En el terreno de las apps más especializadas, la empresa Next Vision ha desarrollado una colección muy popular formada por Picture Fish, Picture Bird y Picture Insect, centradas respectivamente en peces, aves e insectos. Estas herramientas suelen ofrecer mejores resultados al trabajar con grupos concretos, y en el caso de Picture Bird incorporan incluso reconocimiento por canto, algo especialmente útil en ornitología de campo.

Para setas, Next Vision propone Picture Mushroom, una app que puede escanear en tiempo real o a partir de fotos. Su versión gratuita es algo limitada, pero permite identificar setas por foto con resultados razonables, siempre y cuando se acompañe de cierto criterio y nunca se use como única base para decidir si una seta es comestible.

Existen también apps dedicadas, como “Identificador de setas y hongos” de AnnapurnApp Technologies, que aprovechan la realidad aumentada para observar ejemplares desde varios ángulos, aunque siguen funcionando mejor con fotos estáticas bien enfocadas. Su mayor valor es acercar la micología a aficionados que, de otro modo, tendrían muy difícil acceder a claves técnicas.

En cuanto a plantas, una herramienta clásica en España es ArbolAPP, desarrollada por el CSIC. En lugar de reconocimiento por imagen, esta app utiliza una clave dicotómica sencilla basada en preguntas sobre hojas y otros rasgos visibles, acotando así el listado de especies posibles. Está enfocada únicamente en árboles ibéricos y canarios, lo que limita su alcance pero la hace muy manejable.

Para plantas ornamentales, la app Planta combina un sistema de reconocimiento fotográfico con una completa guía de cuidados. Es capaz de sugerir qué especie puede ser tu planta y recordarte cuándo regar, abonar o podar, algo que agradece cualquiera que tenga terraza o jardín y no quiera complicarse demasiado.

Entre las herramientas más valoradas a nivel internacional destaca PlantNet, un proyecto impulsado por instituciones científicas francesas. Esta app permite indicar si estás fotografiando hojas, flores, frutos o corteza, y te invita a subir varias imágenes de la misma planta para afinar la identificación. Su enorme base de datos y el apoyo de la ciencia ciudadana la convierten en una de las opciones más sólidas para reconocer flora espontánea.

Cuándo confiar en las apps y cuándo acudir a un experto​


Por muy avanzadas que sean, todas estas aplicaciones tienen algo en común: sus resultados deben considerarse aproximados, nunca definitivos. Para curiosear sobre lo que ves en una excursión, aprender más sobre la flora del barrio o empezar a familiarizarte con aves e insectos, son herramientas fantásticas y divertidas.

El problema llega cuando la identificación tiene consecuencias importantes. Si necesitas un nombre de especie para un estudio científico riguroso, una gestión ambiental o, especialmente, para saber si un hongo o fruto son comestibles, confiar ciegamente en una app es un riesgo que no merece la pena correr.
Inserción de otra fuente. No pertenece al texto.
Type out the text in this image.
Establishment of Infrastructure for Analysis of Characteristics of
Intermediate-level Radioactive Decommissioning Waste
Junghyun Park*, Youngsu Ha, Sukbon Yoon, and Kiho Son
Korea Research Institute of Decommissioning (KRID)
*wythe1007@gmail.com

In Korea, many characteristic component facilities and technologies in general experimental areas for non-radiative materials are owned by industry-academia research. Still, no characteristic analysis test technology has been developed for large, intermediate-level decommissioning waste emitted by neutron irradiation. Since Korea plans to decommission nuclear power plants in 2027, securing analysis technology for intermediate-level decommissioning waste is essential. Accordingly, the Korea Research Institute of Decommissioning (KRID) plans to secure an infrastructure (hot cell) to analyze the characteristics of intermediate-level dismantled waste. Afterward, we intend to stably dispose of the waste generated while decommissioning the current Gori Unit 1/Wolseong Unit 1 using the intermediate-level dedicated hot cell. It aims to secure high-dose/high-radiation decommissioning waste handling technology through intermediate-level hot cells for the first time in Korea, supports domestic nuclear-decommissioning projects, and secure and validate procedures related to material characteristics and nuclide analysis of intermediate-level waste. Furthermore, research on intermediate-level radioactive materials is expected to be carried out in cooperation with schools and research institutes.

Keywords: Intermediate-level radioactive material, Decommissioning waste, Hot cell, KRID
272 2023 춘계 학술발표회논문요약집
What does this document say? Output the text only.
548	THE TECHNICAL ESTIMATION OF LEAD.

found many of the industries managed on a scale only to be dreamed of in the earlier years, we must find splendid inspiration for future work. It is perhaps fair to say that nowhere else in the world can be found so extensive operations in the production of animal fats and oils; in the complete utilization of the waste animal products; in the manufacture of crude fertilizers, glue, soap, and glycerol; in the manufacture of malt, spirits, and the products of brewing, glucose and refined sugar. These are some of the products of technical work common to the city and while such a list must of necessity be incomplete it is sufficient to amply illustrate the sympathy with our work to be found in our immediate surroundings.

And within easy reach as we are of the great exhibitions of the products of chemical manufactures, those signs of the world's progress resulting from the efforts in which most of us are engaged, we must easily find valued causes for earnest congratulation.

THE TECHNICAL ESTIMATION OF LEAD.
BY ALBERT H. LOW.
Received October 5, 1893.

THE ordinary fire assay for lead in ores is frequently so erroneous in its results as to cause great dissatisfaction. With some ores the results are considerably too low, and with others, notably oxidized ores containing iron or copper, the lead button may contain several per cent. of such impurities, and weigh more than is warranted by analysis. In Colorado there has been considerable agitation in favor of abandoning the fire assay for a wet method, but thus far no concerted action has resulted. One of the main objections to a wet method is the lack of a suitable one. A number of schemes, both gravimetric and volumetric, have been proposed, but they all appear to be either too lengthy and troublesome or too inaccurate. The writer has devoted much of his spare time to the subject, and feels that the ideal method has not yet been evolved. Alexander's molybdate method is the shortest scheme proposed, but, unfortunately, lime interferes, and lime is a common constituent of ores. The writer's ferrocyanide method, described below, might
Los errores existen, y pueden tener consecuencias graves.

En esos casos, la mejor estrategia es combinar tu propia observación con lo que indiquen las aplicaciones y, después, consultar a un especialista en el grupo correspondiente: micólogos para setas, botánicos para plantas, zoólogos para fauna. Ellos cuentan con la experiencia, las claves técnicas y, cuando hace falta, el acceso a herramientas de laboratorio o análisis genético.

Las herramientas de reconocimiento por imagen han democratizado el acceso al conocimiento naturalista, permitiendo que millones de personas construyan una relación más estrecha con la naturaleza que les rodea. Al mismo tiempo, están generando bases de datos masivas que ayudan a los investigadores a seguir tendencias de distribución y abundancia de especies, algo clave en un contexto de crisis climática.

Al usar Google Fotos con Google Lens y otras apps como iNaturalist, Seek, Picture Bird, Picture Mushroom o PlantNet, cualquier persona puede pasar de la simple curiosidad a formar parte activa de proyectos de conservación. Siempre que se mantenga cierta prudencia y se sepa cuándo parar y pedir ayuda a un experto, estas tecnologías se convierten en aliadas poderosísimas para aprender, disfrutar y proteger la vida que nos rodea.